No. Record-keeping is required by law for images whose production involved actual people engaged in sexually explicit conduct, meaning "actual or simulated—(i) sexual intercourse, including genital-genital, oral-genital, anal-genital, or oral-anal, whether between persons of the same or opposite sex; (ii) bestiality; (iii) masturbation; (iv) sadistic or masochistic abuse; or (v) lascivious exhibition of the genitals or pubic area of any person."
If creation of the image did not involve real people engaged in such conduct, no record-keeping requirements apply.
Note that while the Wikimedia Foundation, due to Section 230(c) safe harbor provisions, does not have a record-keeping duty here, my layman's reading of
http://www.law.cornell.edu/uscode/text/18/2257 is that every
individual contributor who
– uploads an image depicting real people engaged in sexually explicit conduct, or
– inserts such an image in Wikipedia, or
– manages such content on Wikimedia sites,
thereby becomes a "secondary producer" required to keep and maintain records documenting the performers' age, name, and consent, with failure to do so punishable by up to five years in prison.

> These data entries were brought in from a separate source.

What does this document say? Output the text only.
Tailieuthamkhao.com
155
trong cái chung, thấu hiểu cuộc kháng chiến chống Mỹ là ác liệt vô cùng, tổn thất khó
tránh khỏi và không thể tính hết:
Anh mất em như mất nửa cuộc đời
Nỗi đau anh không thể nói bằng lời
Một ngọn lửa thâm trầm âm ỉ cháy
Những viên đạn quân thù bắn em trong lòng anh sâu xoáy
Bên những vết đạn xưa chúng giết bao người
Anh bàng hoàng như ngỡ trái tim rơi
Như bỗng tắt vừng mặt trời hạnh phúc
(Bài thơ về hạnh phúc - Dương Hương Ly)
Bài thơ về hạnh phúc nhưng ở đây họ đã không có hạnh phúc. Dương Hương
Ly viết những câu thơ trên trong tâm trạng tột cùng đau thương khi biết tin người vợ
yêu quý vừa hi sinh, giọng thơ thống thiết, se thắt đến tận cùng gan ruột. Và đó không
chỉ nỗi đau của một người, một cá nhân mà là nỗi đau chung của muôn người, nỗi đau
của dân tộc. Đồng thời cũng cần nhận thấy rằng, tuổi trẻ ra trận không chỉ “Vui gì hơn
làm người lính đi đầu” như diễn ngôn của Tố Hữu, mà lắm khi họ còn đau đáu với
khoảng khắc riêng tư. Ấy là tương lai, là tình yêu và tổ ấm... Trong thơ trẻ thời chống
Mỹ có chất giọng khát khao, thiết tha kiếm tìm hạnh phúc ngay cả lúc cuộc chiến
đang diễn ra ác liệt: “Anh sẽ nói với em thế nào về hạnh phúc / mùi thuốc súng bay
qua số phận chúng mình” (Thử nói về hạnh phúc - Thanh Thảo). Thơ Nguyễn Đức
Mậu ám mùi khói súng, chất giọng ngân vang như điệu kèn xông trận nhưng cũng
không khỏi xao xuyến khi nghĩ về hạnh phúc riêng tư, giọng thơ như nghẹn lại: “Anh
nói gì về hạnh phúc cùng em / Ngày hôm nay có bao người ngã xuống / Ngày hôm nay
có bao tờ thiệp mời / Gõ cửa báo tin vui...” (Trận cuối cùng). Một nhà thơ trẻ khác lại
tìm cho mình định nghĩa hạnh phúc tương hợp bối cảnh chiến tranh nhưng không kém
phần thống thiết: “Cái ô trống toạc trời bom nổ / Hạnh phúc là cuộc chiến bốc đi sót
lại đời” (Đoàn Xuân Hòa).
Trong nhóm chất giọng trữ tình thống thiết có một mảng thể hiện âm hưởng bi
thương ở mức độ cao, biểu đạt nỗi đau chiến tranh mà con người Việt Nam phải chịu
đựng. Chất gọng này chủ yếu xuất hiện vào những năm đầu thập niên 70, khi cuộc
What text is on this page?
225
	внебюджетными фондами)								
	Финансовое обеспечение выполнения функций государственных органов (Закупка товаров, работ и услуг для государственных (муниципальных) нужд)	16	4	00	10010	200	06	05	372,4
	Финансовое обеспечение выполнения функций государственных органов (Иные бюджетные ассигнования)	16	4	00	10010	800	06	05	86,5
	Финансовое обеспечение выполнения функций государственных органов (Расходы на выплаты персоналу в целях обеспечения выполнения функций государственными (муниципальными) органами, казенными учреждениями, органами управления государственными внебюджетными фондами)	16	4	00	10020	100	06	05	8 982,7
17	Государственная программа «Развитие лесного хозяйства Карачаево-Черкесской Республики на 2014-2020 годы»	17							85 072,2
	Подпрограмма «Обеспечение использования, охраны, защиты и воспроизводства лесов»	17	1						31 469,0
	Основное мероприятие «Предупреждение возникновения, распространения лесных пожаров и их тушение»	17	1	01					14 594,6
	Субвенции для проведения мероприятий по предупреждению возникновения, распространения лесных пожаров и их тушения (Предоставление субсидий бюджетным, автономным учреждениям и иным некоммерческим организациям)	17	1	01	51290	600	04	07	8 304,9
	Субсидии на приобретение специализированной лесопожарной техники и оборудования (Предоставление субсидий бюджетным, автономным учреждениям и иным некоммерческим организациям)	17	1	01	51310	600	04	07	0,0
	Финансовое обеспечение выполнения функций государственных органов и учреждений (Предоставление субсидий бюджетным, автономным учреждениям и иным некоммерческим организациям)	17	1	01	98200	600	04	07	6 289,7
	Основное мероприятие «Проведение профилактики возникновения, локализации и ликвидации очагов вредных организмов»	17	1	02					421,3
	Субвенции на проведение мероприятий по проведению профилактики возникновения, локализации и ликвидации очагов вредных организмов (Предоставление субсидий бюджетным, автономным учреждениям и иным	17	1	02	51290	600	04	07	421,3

Note that this includes anyone, say, inserting an image or video of masturbation in a Wikipedia article or categorising it in Commons without having a written record of the name, age and consent of the person shown on file.
I've asked Philippe Beaudette to confirm that this reading is correct. He has said that while they cannot provide legal advice to individual editors, they will put someone to work on that, and that it will be a month or so before they can come back to us.